- Born: 25 March 1892 Russkaya, Kazensky District, Russian Empire
- Died: 24 October 1980 (aged 88)
- Occupation: Electrical engineer
- Known for: Founder of AMPEX Data Systems Corporation

= Alexander M. Poniatoff =

Russian-American founder of Ampex (1892–1980)

Alexander Matveevich Poniatoff (Александр Матвеевич Понятов, tr. Aleksándr Matvéjevič Ponjatóv; 25 March 1892 – 24 October 1980) was a Russian-born American electrical engineer, inventor and entrepreneur. He was the founder of Ampex Data Systems Corporation

==Biography==
Poniatoff was born in 1892 in Russkaya Aysha, Kazansky District, Kazan Governorate, Russian Empire. He emigrated from Russia to China, where he worked for the Shanghai Power Company, until he emigrated to the United States in 1927. He would subsequently work for General Electric, the Pacific Gas and Electric Company and Dalmo-Victor.

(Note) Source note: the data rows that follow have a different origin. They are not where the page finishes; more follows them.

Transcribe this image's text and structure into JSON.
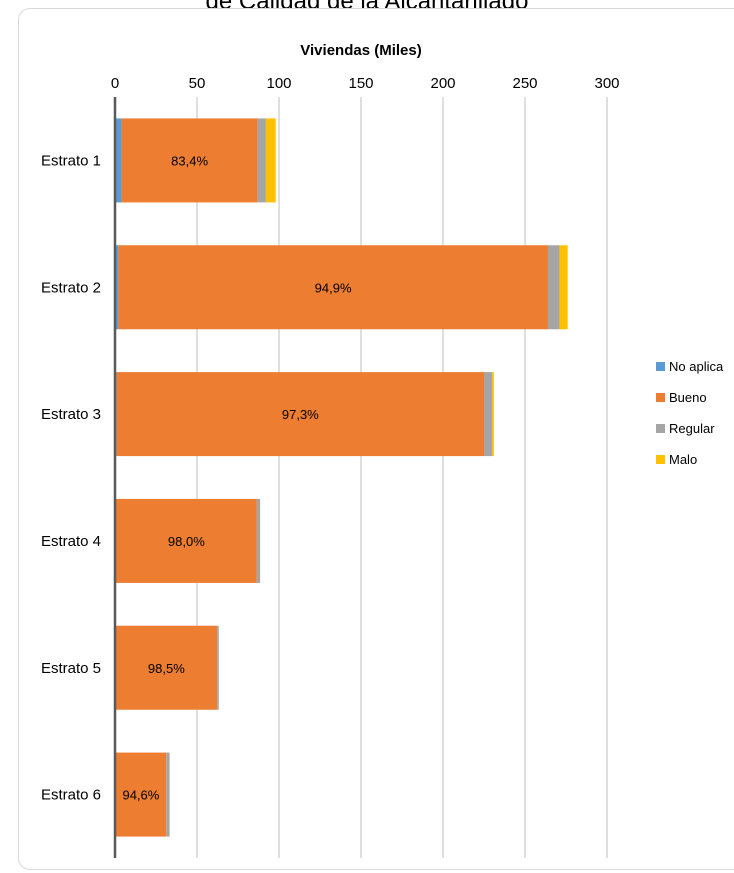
{
  "page": {
    "title_fragment": "de Calidad de la Alcantarillado"
  },
  "chart_data": {
    "type": "bar",
    "orientation": "horizontal",
    "stacked": true,
    "title": "",
    "xlabel": "Viviendas (Miles)",
    "ylabel": "",
    "xlim": [
      0,
      300
    ],
    "xticks": [
      0,
      50,
      100,
      150,
      200,
      250,
      300
    ],
    "x_axis_position": "top",
    "grid": true,
    "legend_position": "right",
    "categories": [
      "Estrato 1",
      "Estrato 2",
      "Estrato 3",
      "Estrato 4",
      "Estrato 5",
      "Estrato 6"
    ],
    "series": [
      {
        "name": "No aplica",
        "color": "#5B9BD5",
        "values": [
          4,
          2,
          1,
          0.5,
          0.3,
          0.3
        ]
      },
      {
        "name": "Bueno",
        "color": "#ED7D31",
        "values": [
          83,
          262,
          224,
          86,
          62,
          31
        ]
      },
      {
        "name": "Regular",
        "color": "#A5A5A5",
        "values": [
          5,
          7,
          5,
          2,
          1,
          2
        ]
      },
      {
        "name": "Malo",
        "color": "#FFC000",
        "values": [
          6,
          5,
          1,
          0,
          0,
          0
        ]
      }
    ],
    "data_labels": [
      "83,4%",
      "94,9%",
      "97,3%",
      "98,0%",
      "98,5%",
      "94,6%"
    ]
  }
}
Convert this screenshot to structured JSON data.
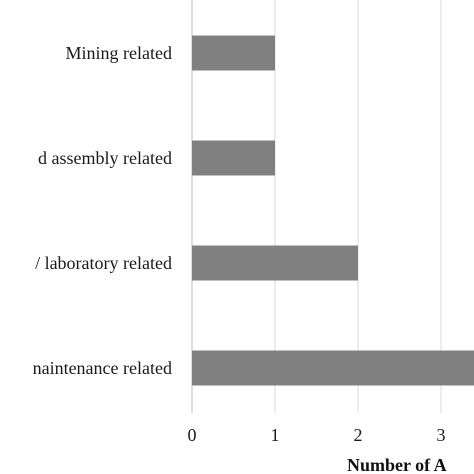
{
  "chart_data": {
    "type": "bar",
    "orientation": "horizontal",
    "categories": [
      "Mining related",
      "d assembly related",
      "/ laboratory related",
      "naintenance related"
    ],
    "values": [
      1,
      1,
      2,
      3.4
    ],
    "x_ticks": [
      0,
      1,
      2,
      3
    ],
    "xlabel": "Number of A",
    "xlim": [
      0,
      3.4
    ],
    "grid": "vertical",
    "colors": {
      "bar": "#808080",
      "grid": "#d9d9d9",
      "axis": "#bfbfbf"
    }
  }
}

In 1944 he founded Ampex, using his initials A.M.P. plus "ex" for "excellence" to create the name. The high-frequency bias technique, which made quality recording possible, was invented by Telefunken engineers and put into practical use by Poniatoff.

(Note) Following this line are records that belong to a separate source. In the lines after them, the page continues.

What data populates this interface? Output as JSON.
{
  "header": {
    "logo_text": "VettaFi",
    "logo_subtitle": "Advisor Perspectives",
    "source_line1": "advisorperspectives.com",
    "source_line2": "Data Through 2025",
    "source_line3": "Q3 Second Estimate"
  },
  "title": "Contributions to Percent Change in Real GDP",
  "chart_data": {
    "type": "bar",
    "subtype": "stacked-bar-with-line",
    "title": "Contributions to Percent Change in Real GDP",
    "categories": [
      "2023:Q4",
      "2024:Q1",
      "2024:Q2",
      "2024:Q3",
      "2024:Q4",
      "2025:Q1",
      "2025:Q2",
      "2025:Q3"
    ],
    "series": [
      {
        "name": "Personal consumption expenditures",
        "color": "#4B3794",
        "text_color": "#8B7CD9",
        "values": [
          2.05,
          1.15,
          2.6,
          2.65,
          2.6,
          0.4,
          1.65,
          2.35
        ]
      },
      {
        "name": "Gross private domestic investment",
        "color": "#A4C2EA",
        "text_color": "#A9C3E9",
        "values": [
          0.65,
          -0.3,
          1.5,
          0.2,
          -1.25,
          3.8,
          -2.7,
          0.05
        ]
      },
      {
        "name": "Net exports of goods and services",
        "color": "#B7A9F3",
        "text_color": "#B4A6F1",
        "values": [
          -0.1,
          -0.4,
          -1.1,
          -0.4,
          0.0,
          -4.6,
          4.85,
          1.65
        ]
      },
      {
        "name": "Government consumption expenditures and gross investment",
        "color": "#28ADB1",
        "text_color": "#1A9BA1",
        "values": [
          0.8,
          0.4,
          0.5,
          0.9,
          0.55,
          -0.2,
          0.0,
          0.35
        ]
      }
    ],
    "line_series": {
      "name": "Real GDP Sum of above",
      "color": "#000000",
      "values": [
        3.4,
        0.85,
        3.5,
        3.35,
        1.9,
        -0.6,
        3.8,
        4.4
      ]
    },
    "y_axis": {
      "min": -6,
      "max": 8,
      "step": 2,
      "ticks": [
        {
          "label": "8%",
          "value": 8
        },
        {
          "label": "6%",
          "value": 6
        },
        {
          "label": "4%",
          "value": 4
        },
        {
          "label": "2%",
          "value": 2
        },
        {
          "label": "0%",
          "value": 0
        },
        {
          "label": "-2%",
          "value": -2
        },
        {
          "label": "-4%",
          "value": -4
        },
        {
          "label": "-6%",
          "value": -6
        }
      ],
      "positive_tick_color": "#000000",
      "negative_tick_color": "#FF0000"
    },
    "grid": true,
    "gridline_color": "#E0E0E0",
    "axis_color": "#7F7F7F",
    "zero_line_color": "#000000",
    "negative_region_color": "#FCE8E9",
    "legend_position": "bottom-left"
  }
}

Danish engineer Valdemar Poulsen's original magnetic recorder was previously only usable for telephony recording. In 1956, Ampex engineers created the world's first rotary head recorder, the VR-1000 videotape recorder. Poniatoff served as president of Ampex until 1955, when he was elected chairman of the board.

Poniatoff died on 24 October 1980, aged 88.